I recently finished the book The Pixar Touch by David A. Price, an engagingly written corporate biography of Pixar Animation Studios and the passionate people that brought it to life.


Unusually, as an entrepreneur, I seldomly browse biographies of other tech companies. I have found that startups all have very different stories, and every successful startup succeeds differently. Sometimes you just have to blaze your own path and forget what everyone else has done, is doing, and will do. But somehow, the Pixar story appealed to me on a deeper level, much like the beloved movies they pour soul and heart into, this story looks like a fairy tale.
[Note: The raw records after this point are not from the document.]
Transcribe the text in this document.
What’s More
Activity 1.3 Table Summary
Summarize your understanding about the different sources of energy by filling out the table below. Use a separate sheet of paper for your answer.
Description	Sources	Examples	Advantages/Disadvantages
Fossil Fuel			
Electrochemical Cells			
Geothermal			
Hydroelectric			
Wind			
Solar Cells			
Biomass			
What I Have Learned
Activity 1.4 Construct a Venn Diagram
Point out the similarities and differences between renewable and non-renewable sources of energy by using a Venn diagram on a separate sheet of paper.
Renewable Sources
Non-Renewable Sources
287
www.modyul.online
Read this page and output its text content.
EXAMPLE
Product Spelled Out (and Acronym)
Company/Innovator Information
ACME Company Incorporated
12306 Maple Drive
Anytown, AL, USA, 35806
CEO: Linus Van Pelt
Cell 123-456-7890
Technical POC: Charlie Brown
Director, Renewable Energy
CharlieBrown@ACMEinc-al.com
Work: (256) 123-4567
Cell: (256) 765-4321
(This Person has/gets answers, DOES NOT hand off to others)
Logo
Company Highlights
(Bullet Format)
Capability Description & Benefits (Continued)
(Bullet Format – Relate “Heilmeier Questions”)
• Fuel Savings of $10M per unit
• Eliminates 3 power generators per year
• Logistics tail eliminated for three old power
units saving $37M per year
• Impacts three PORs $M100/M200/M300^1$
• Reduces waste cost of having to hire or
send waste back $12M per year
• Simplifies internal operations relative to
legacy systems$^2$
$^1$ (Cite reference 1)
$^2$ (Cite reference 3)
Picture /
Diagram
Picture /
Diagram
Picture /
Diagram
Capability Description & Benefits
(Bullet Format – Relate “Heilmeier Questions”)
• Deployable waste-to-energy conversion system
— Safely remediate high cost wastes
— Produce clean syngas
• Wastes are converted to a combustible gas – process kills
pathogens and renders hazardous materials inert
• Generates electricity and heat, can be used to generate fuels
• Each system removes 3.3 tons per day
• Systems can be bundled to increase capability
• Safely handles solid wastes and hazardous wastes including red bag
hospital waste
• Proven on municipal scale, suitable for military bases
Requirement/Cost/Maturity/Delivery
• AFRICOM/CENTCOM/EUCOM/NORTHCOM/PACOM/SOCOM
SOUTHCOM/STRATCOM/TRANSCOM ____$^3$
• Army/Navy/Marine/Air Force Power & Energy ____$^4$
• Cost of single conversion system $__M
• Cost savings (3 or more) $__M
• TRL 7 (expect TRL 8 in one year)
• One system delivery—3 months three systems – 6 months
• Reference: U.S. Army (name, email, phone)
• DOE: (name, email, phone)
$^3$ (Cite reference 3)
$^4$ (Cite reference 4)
Pixar started almost two decades before their first feature film release, Toy Story. It was tenuously held together by a handful of people who had a single, identical dream: to make movies... computer animated movies. It was a wild and fantastical dream at the time. They had all the odds stacked against them. Of the three risks face by entrepreneurs, they had them all. There are plenty of technology risks because no one has done it before them and most doubted it could be done at all. Then there were huge business risks; at the time Disney is the 800 pound gorilla and unchallenged in arena of animated movies. Lastly, there were financial risks. In the entire early life of Pixar, up until the release of the Toy Story, the company lost money every year like clockwork.

But a few things saved them.

They had talent and passion. The people who founded Pixar are the heavyweight intellectuals and when you get a roomful of these guys and they work themselves day and night doing what they love, miracles do happen.

They found a great animator in John Lasseter. Lasseter understood that making a computer animated movie takes more than technical perfection. He added that human touch that connected the audiences' hearts with the souls of the characters and story on the screen. A very telling quote from the book says it all:
Ironically, though, several of [Disney's] senior execs admitted to [Ralph Guggenheim] by the end of the Toy Story production that Pixar had made a film that contained more of the "heart" of traditional Disney animated films than they themselves were making at that time. They grudgingly admired Pixar and Lasseter for this.


Lastly, they were lucky. No denying this one. Sometimes even the most humble of entrepreneurs underestimate the importance of luck in their successes. Pixar got lucky many times over its existence. And they capitalized on their luck because the men calling the shots, knew exactly what they wanted.

And at the end, all that looked like a fairy tale in a lot of ways isn't. This is a story of passion and will triumphing after decades of hard work.